A few of us are leaving after church tomorrow for New York for a week long mission trip with Samaritan’s Purse.  They have been working in Long Island since Hurricane Sandy hit.  I found out that we get to be part of a home dedication on Friday – that’s where all the SP staff and volunteers turn the home over (or back over) to the homeowner.  This will be the 4th mission trip with SP for Diane and me, and we’ve wanted to be a part of a home dedication since we started.  We’ve only ever been with the homeowner as they eagerly await their home to be ready.  When people have a home destroyed and then rebuilt or repaired, it’s a journey from grief to exuberance while riding a roller coaster of emotion in between.  One thing’s for sure, the homeowner knows how it’s going to end.  SP is going to turn their home over to them, better than before and hand them a book that all the volunteers have written in as they’ve worked on it.

Most of the time we don’t know how the journey is going to end.  The Frankfort football team saw their journey end last night with a tough game on Wheeling Island.  It’s not that they played a bad game, but to be honest – Bridgeport was just too much, just as they had been for every other AA team in the state this year.  Stephan Buser’s ended as he stood with his surgically repaired (and still healing) ankle lifted in his cast, in the running back spot so he could be on the field in the championship game, as Gage Shaffer took a knee on the last play of the game.
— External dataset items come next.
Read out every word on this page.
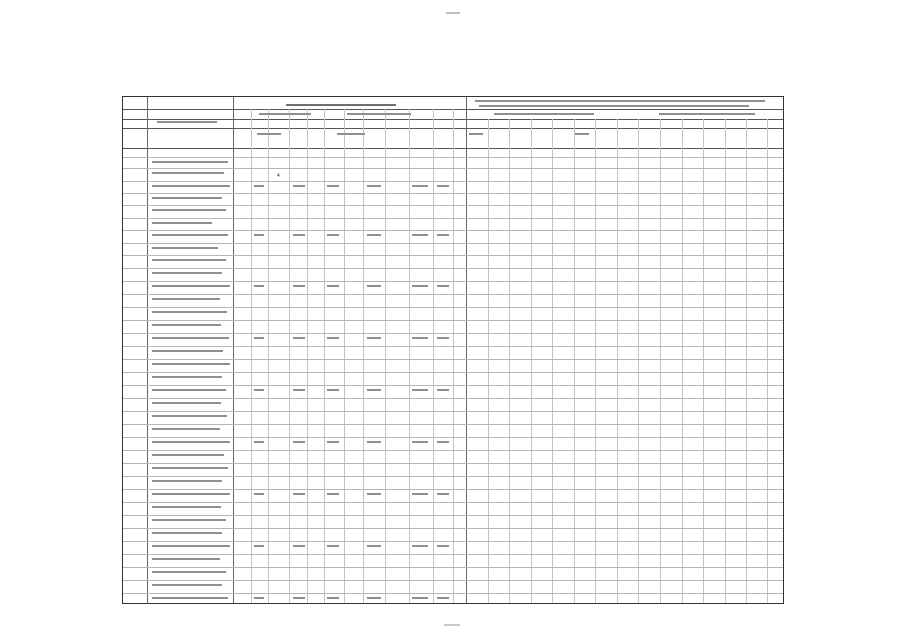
4
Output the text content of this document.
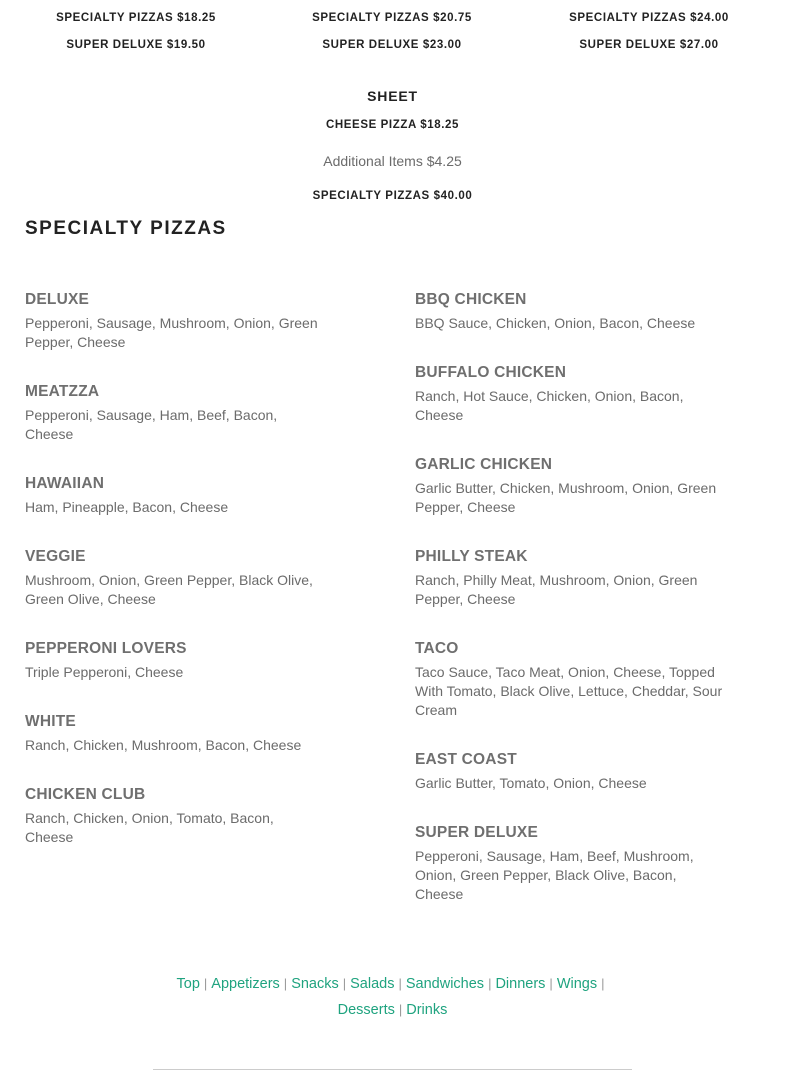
SPECIALTY PIZZAS $18.25
SUPER DELUXE $19.50
SPECIALTY PIZZAS $20.75
SUPER DELUXE $23.00
SPECIALTY PIZZAS $24.00
SUPER DELUXE $27.00
SHEET
CHEESE PIZZA $18.25
Additional Items $4.25
SPECIALTY PIZZAS $40.00
SPECIALTY PIZZAS
DELUXE
Pepperoni, Sausage, Mushroom, Onion, Green Pepper, Cheese
MEATZZA
Pepperoni, Sausage, Ham, Beef, Bacon, Cheese
HAWAIIAN
Ham, Pineapple, Bacon, Cheese
VEGGIE
Mushroom, Onion, Green Pepper, Black Olive, Green Olive, Cheese
PEPPERONI LOVERS
Triple Pepperoni, Cheese
WHITE
Ranch, Chicken, Mushroom, Bacon, Cheese
CHICKEN CLUB
Ranch, Chicken, Onion, Tomato, Bacon, Cheese
BBQ CHICKEN
BBQ Sauce, Chicken, Onion, Bacon, Cheese
BUFFALO CHICKEN
Ranch, Hot Sauce, Chicken, Onion, Bacon, Cheese
GARLIC CHICKEN
Garlic Butter, Chicken, Mushroom, Onion, Green Pepper, Cheese
PHILLY STEAK
Ranch, Philly Meat, Mushroom, Onion, Green Pepper, Cheese
TACO
Taco Sauce, Taco Meat, Onion, Cheese, Topped With Tomato, Black Olive, Lettuce, Cheddar, Sour Cream
EAST COAST
Garlic Butter, Tomato, Onion, Cheese
SUPER DELUXE
Pepperoni, Sausage, Ham, Beef, Mushroom, Onion, Green Pepper, Black Olive, Bacon, Cheese
Top | Appetizers | Snacks | Salads | Sandwiches | Dinners | Wings |
Desserts | Drinks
The football team reminded me this year to appreciate the journey.  The journey has ups and downs.  I was there in Oak Glen to see one of the lowest points of the season when Stefan Buser suffered his horrific injury.  I was there to see the great highs of the double overtime against RCB and the goal line stand against Keyser in OT.  And what a great part of the journey when the Mineral Bowl trophy showed up in church and was the subject of the children’s message.  I was blessed to be able to be on the field with this wonderful team as they held their runner up trophy and bowed in prayer.  As I prayed with them, I thanked God for allowing them to experience the journey that was this football season.  And I thanked Him that because of them, there were kids in the stands who could not wait to be Frankfort Falcons.
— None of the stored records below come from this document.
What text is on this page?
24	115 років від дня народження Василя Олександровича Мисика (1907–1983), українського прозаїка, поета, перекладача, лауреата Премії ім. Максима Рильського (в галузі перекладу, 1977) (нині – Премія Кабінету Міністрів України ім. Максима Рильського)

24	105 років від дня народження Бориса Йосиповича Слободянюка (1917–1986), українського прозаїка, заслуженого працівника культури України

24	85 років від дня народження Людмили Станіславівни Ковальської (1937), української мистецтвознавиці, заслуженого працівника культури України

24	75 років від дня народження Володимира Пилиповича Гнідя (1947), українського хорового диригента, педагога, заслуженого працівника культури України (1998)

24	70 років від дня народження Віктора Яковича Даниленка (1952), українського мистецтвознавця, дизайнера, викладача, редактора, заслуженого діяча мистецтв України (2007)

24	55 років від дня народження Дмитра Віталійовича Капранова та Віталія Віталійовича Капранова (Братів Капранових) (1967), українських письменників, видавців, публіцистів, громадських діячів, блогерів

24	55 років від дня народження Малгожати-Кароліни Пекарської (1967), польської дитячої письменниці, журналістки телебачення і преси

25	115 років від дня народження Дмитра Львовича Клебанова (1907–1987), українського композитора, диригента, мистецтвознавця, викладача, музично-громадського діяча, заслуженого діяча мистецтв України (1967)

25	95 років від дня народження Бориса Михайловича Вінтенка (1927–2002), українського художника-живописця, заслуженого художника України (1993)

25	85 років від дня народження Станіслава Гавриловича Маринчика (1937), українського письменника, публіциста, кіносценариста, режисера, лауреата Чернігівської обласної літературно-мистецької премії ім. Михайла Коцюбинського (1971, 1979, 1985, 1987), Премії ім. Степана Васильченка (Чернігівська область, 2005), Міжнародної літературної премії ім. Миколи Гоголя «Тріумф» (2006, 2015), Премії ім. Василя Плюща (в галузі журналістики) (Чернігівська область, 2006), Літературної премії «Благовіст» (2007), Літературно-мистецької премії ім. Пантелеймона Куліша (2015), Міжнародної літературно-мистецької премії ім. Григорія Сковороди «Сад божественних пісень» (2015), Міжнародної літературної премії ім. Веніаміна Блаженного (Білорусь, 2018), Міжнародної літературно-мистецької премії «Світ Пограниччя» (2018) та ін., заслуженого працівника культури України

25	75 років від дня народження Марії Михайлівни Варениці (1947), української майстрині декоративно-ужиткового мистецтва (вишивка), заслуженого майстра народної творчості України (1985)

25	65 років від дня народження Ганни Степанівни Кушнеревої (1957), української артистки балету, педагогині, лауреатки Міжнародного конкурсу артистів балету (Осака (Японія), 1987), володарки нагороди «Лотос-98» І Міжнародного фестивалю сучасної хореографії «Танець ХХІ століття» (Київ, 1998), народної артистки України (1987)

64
I pray that today’s blog serves as a reminder to you to savor this journey of life.  We never know how or when it will end, but what’s important is that we appreciate the journey and never give up on it, always believing that the difficult times are temporary.

I want to end with this quote from missionary Jim Elliot, who was killed in the mid 1950’s in the mission field in Ecuador:  “Wherever you are, be all there! Live to the hilt every situation you believe to be the will of God.”